L'avenir de l'eau et de l'électricité au Maroc va se jouer avec les entreprises privées. L'opérateur public du secteur a présenté un plan d'investissement colossal pour les cinq prochaines années, et ce sont les investisseurs privés qui en paieront la plus grosse part.

L'Office national de l'électricité et de l'eau potable (ONEE) — l'organisme public chargé de produire et distribuer l'électricité et l'eau potable dans le pays — a approuvé lors d'un conseil d'administration à Rabat son plan d'équipement pour la période 2026-2030. Ce plan porte sur un montant total de 219 milliards de dirhams (177 milliards pour l'électricité, 42,1 milliards pour l'eau potable), dont près de 72% seront financés directement par le secteur privé. C'est un signal fort : l'État ne porte plus seul ces investissements stratégiques.

Concrètement, ce plan vise un objectif majeur : dépasser dès 2028 la part de 52% d'énergies renouvelables dans la capacité de production électrique installée. Pour y parvenir, l'ONEE prévoit d'ajouter 11,6 gigawatts (GW) de capacité renouvelable et 2,6 GW de stockage, pour un programme de développement de 104 milliards de dirhams. À titre de comparaison, 1 GW correspond à la puissance d'une grande centrale électrique — de quoi alimenter environ un million de foyers.
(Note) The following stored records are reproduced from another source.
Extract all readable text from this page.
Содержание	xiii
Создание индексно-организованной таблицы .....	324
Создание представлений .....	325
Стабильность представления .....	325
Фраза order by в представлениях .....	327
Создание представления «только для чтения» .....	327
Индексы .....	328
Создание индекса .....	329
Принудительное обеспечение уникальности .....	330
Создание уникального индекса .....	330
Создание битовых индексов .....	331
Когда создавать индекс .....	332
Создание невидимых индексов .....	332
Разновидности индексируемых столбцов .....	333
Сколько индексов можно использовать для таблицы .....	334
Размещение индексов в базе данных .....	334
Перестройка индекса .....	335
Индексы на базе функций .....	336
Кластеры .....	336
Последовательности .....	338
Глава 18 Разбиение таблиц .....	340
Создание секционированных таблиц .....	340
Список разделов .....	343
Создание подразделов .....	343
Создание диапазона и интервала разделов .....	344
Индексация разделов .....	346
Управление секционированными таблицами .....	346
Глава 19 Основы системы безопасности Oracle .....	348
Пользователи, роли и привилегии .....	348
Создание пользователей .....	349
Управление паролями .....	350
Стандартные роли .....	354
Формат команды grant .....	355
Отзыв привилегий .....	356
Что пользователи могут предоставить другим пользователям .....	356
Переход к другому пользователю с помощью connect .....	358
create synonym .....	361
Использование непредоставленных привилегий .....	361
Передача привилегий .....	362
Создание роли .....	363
Le volet renouvelable représente environ 80% de la capacité électrique totale additionnelle prévue sur la période. Le reste servira notamment à renforcer le réseau de transport d'électricité.

Autre volet majeur : l'eau potable. Le plan mise sur le dessalement — le procédé qui transforme l'eau de mer en eau potable — pour sécuriser l'approvisionnement. D'ici 2030, la capacité de dessalement doit atteindre plus de 1,3 milliard de mètres cubes par an. Résultat attendu : le dessalement couvrira 63% des besoins en eau potable, contre environ 13% aujourd'hui et moins de 8% en 2023. Le programme concerne principalement les stations de Casablanca, de l'Oriental, de Tanger, de Souss-Massa et de Guelmim/Tan Tan.
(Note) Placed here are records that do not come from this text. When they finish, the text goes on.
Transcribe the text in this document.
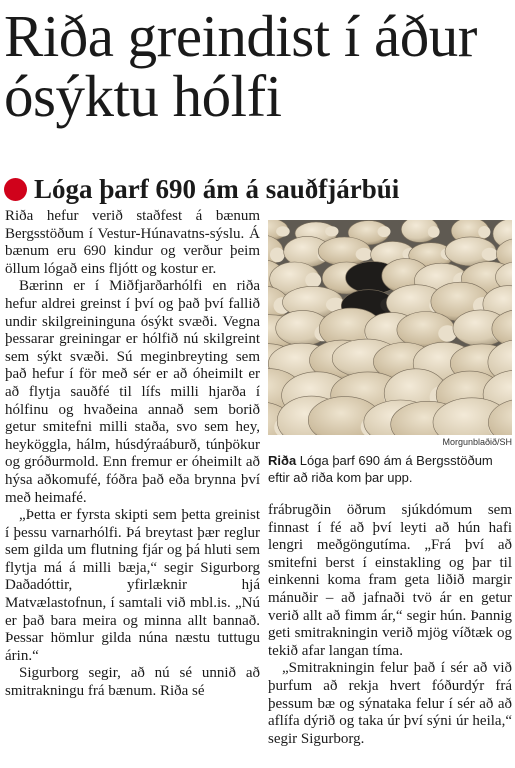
Riða greindist í áður ósýktu hólfi
Lóga þarf 690 ám á sauðfjárbúi

Riða hefur verið staðfest á bænum Bergsstöðum í Vestur-Húnavatns-sýslu. Á bænum eru 690 kindur og verður þeim öllum lógað eins fljótt og kostur er.

Bærinn er í Miðfjarðarhólfi en riða hefur aldrei greinst í því og það því fallið undir skilgreininguna ósýkt svæði. Vegna þessarar greiningar er hólfið nú skilgreint sem sýkt svæði. Sú meginbreyting sem það hefur í för með sér er að óheimilt er að flytja sauðfé til lífs milli hjarða í hólfinu og hvaðeina annað sem borið getur smitefni milli staða, svo sem hey, heyköggla, hálm, húsdýraáburð, túnþökur og gróðurmold. Enn fremur er óheimilt að hýsa aðkomufé, fóðra það eða brynna því með heimafé.

„Þetta er fyrsta skipti sem þetta greinist í þessu varnarhólfi. Þá breytast þær reglur sem gilda um flutning fjár og þá hluti sem flytja má á milli bæja,“ segir Sigurborg Daðadóttir, yfirlæknir hjá Matvælastofnun, í samtali við mbl.is. „Nú er það bara meira og minna allt bannað. Þessar hömlur gilda núna næstu tuttugu árin.“

Sigurborg segir, að nú sé unnið að smitrakningu frá bænum. Riða sé

Morgunblaðið/SH
Riða Lóga þarf 690 ám á Bergsstöðum eftir að riða kom þar upp.

frábrugðin öðrum sjúkdómum sem finnast í fé að því leyti að hún hafi lengri meðgöngutíma. „Frá því að smitefni berst í einstakling og þar til einkenni koma fram geta liðið margir mánuðir – að jafnaði tvö ár en getur verið allt að fimm ár,“ segir hún. Þannig geti smitrakningin verið mjög víðtæk og tekið afar langan tíma.

„Smitrakningin felur það í sér að við þurfum að rekja hvert fóðurdýr frá þessum bæ og sýnataka felur í sér að að aflífa dýrið og taka úr því sýni úr heila,“ segir Sigurborg.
Le directeur général de l'ONEE a aussi indiqué que les plans d'action de l'Office seront orientés pour accompagner les initiatives de décarbonation de l'économie nationale et la promotion de l'investissement privé, selon Aujourd'hui le Maroc.

Le bilan des réalisations 2025 a également été examiné, et les comptes des exercices 2024 et 2025 ont été approuvés lors de cette session. Le message est clair : le Maroc veut accélérer sa transition énergétique, et il compte sur le secteur privé pour y participer massivement.